According to one of the officials cited by Mint, India sees Japan's concessions to the US as potential leverage. Expanding rice exports and easing non-tariff barriers could form part of New Delhi's strategy to renegotiate terms. At present, India's footprint in Japan's rice market is negligible, with exports worth just $5.74 million in 2024, albeit a rise from $2.08 million the year before.
Sahu explained to Mint that rice is politically and culturally sensitive in Japan, making it a difficult commodity to penetrate.

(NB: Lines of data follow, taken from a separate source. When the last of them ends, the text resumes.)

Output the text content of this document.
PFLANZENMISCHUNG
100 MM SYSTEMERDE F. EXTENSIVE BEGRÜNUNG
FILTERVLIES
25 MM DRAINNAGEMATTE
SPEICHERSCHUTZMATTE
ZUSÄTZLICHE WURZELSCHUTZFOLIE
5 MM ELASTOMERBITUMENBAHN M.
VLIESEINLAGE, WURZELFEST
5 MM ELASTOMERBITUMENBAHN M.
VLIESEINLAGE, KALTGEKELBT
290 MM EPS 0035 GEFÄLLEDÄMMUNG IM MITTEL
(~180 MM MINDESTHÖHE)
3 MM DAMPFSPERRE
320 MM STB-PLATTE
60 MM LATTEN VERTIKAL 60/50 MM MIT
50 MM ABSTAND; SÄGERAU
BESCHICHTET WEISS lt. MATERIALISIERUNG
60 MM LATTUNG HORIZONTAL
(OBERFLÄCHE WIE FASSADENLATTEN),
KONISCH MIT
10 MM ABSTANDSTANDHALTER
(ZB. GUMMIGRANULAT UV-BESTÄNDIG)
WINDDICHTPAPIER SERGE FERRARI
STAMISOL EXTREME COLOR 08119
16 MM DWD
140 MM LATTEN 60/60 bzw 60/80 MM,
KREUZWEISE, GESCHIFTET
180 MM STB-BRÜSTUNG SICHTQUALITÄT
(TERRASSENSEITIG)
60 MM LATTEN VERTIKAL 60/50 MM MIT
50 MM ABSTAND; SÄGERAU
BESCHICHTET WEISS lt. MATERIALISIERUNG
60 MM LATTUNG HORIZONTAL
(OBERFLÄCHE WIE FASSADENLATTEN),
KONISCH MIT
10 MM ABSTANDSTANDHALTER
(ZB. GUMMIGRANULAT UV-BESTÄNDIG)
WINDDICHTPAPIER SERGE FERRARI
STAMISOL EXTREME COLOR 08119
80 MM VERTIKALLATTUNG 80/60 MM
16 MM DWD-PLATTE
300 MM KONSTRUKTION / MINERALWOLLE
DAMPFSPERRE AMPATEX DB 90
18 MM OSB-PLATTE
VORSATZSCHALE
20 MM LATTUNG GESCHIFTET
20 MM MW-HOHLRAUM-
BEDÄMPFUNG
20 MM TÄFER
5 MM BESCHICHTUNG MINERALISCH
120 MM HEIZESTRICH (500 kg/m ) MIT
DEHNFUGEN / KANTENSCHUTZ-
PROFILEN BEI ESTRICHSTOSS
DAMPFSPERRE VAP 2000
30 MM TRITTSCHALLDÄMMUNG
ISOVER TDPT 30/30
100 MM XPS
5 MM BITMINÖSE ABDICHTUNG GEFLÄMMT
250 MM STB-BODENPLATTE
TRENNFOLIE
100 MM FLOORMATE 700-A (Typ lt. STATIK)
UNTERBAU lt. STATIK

The crop is considered integral to Japanese identity, and successive governments have shielded farmers to maintain rural livelihoods, food security, and political stability.
Beyond agriculture, the upcoming review is also expected to address issues such as boosting investment flows and enhancing cooperation in key sectors including manufacturing, pharmaceuticals, IT services, and renewable energy, Mint reported.
A White House note dated 4 September shows the contours of the US-Japan arrangement. The US agreed to apply a flat 15% tariff on Japanese goods, while Japan granted sweeping access to American producers in sectors ranging from aerospace and agriculture to autos and industrial goods.
For rice, Japan committed to raising its US imports under the WTO's "minimum access" scheme, which obliges it to buy about 770,000 tonnes annually tariff-free. A 75% increase effectively raises the US quota to nearly 600,000 tonnes, potentially squeezing supplies from other exporters like Thailand, Australia, and China, Mint highlighted.